[Lustre-discuss] RDMA limitation?

Wed Apr 14 21:23:43 PDT 2010

Jiahua wrote:
> Sorry to send it again! Can anyone help?
>
> Jiahua
>
>
> On Tue, Apr 13, 2010 at 10:45 PM, Jiahua <jiahua at gmail.com> wrote:
>   
>> Thanks for your answers! More questions:
>>
>> * Do you only lock for writes? What if I only read? Do you still lock
>> even for simultaneous reads?
>>     

"lock" here is synchronization of operating system, not dlm lock.

>> * Is the limitation system wide or just in one server? That is, can I
>> improve the performance by adding more OSS or OST?
>>     

SMP improvements are for performance of handling small RPCs, so it's 
mostly for metadata performance or I/O performance on NUMA system, it's 
about how to fully drive machines, not about scalability of whole cluster.

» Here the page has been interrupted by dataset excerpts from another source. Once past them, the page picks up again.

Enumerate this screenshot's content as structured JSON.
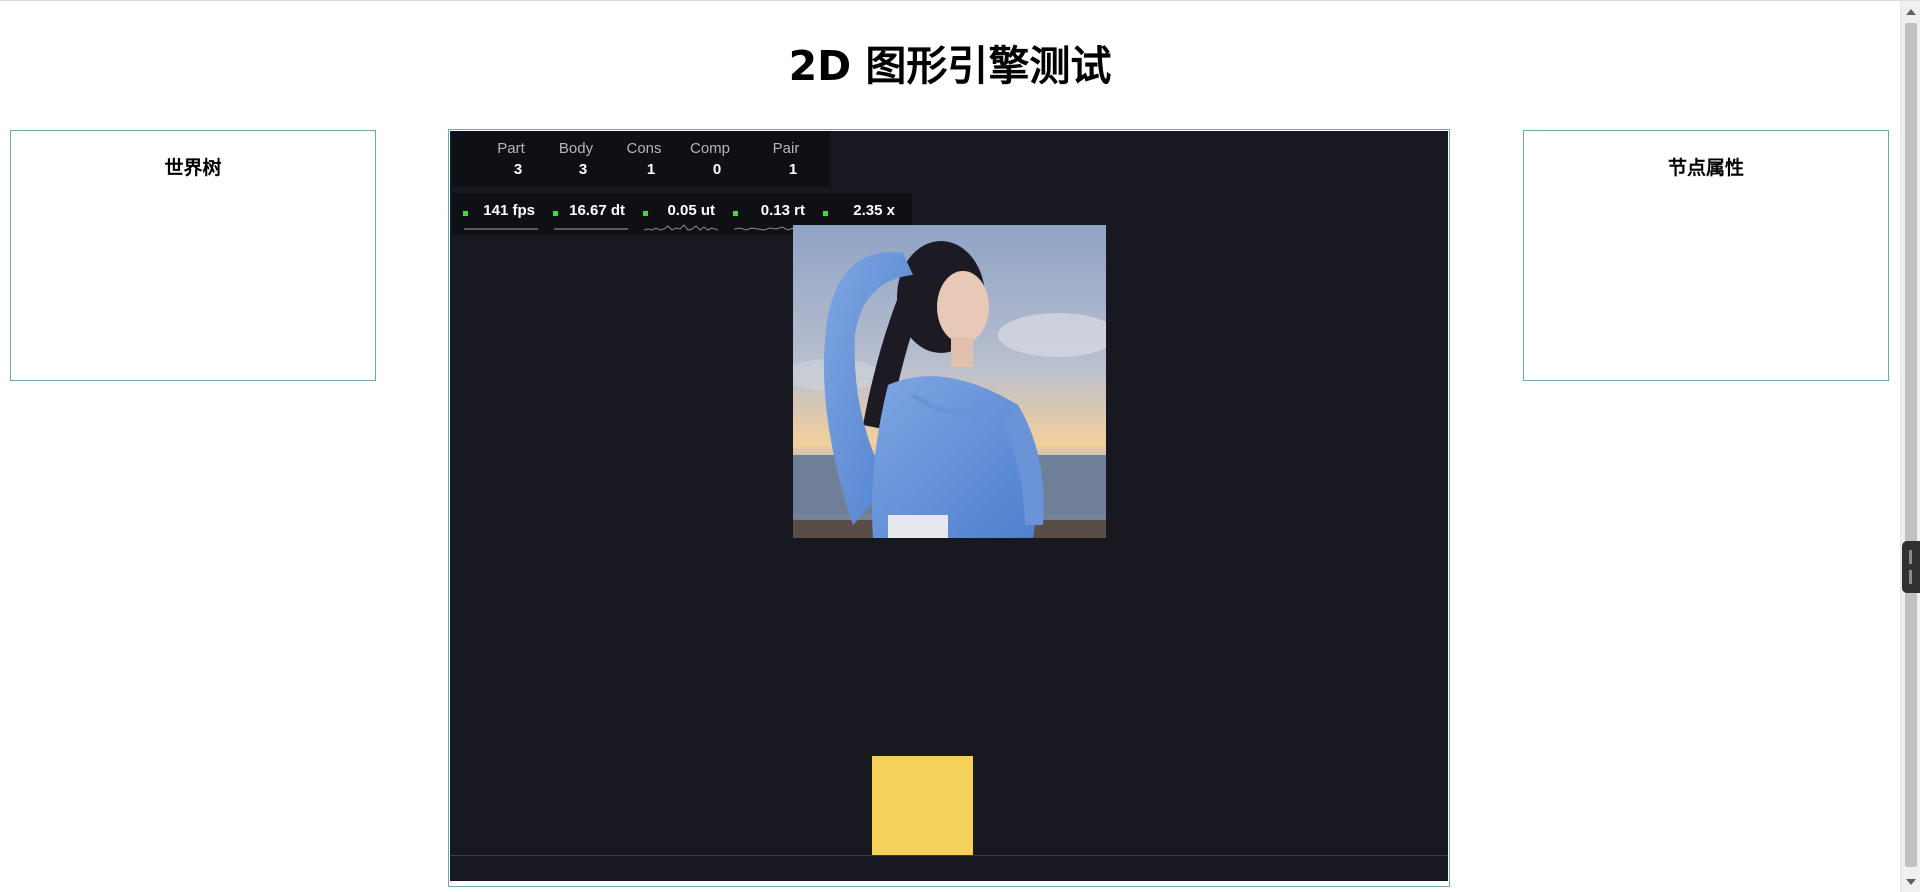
{
  "page": {
    "title": "2D 图形引擎测试"
  },
  "left_panel": {
    "title": "世界树"
  },
  "right_panel": {
    "title": "节点属性"
  },
  "stats": [
    {
      "label": "Part",
      "value": "3"
    },
    {
      "label": "Body",
      "value": "3"
    },
    {
      "label": "Cons",
      "value": "1"
    },
    {
      "label": "Comp",
      "value": "0"
    },
    {
      "label": "Pair",
      "value": "1"
    }
  ],
  "performance": [
    {
      "value": "141 fps"
    },
    {
      "value": "16.67 dt"
    },
    {
      "value": "0.05 ut"
    },
    {
      "value": "0.13 rt"
    },
    {
      "value": "2.35 x"
    }
  ],
  "colors": {
    "canvas_background": "#171820",
    "panel_border": "#6aa7b8",
    "box_fill": "#f5d15a",
    "indicator": "#3ddc3d"
  },
  "scene": {
    "image": "photo of a woman in a blue top against a sky",
    "box": "yellow square body"
  }
}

>> * By RPC bouncing, are you talking about the Linux storage stack? It
>> is not inherent to Lustre, right?
>>     

it is about lustre stack.

>> Thanks,
>> Jiahua
>>
>>
>> On Tue, Apr 13, 2010 at 8:43 PM, Liang Zhen <Zhen.Liang at sun.com> wrote:
>>     
>>> It's a kind of story like: "if you have to take dozens of global locks on
>>> lifetime of a RPC, then the code can't scale well on large SMP system, not
>>> matter what kind of network you are using”, so the problem is scattered
>>> everywhere.
>>> Also, we are trying to reduce RPC bounce between CPUs, in current code, a
>>> request can be received by CPU A, then queued on CPU B, processed by CPU C,
>>> and replied by CPU D, it's very bad on large SMP system because of data
>>> traffic between CPUs.
>>>
>>> Regards
>>> Liang
>>>
>>> Jiahua wrote:
>>>       
>>>> You mean it is inherent in the code? Can you point me to the actual
>>>> code if possible? I am just curious why. Any pointers or hints will be
>>>> appreciated.
>>>>
>>>> Thanks,
>>>> Jiahua
>>>>
>>>>
>>>> On Tue, Apr 13, 2010 at 6:46 PM, Kevin Van Maren <Kevin.Vanmaren at sun.com>
>>>> wrote:
>>>>
>>>>         
>>>>> Yes, the RPC rate is limited by Lustre code locking to that rate, even
>>>>> with
>>>>> rdma.
>>>>>
>>>>> Kevin
>>>>>
>>>>>
>>>>> On Apr 13, 2010, at 5:08 PM, Jiahua <jiahua at gmail.com> wrote:
>>>>>
>>>>>
>>>>>           
>>>>>> Hi all,
>>>>>>
>>>>>> This is kind of a followup question of the thread "One or two OSS, no
>>>>>> difference?" last month. In that thread, Andreas stated:
>>>>>>
>>>>>> "There is work currently underway to improve the SMP scaling
>>>>>> performance for the RPC handling layer in Lustre.  Currently that
>>>>>> limits the delivered RPC rate to 10-15k/sec or so."
>>>>>>
>>>>>> My question is: is the limitation also applied to RDMA on IB? By SMP,
>>>>>> I guess Andreas was talking about CPU, right? Since RDMA can bypass
>>>>>> the host CPU, does it mean it can also bypass the limitation?
>>>>>>
>>>>>> Thanks,
>>>>>> Jiahua
>>>>>> _______________________________________________
>>>>>> Lustre-discuss mailing list
>>>>>> Lustre-discuss at lists.lustre.org
>>>>>> http://lists.lustre.org/mailman/listinfo/lustre-discuss
>>>>>>
>>>>>>             
>>>> _______________________________________________
>>>> Lustre-discuss mailing list
>>>> Lustre-discuss at lists.lustre.org
>>>> http://lists.lustre.org/mailman/listinfo/lustre-discuss
>>>>
>>>>         
>>>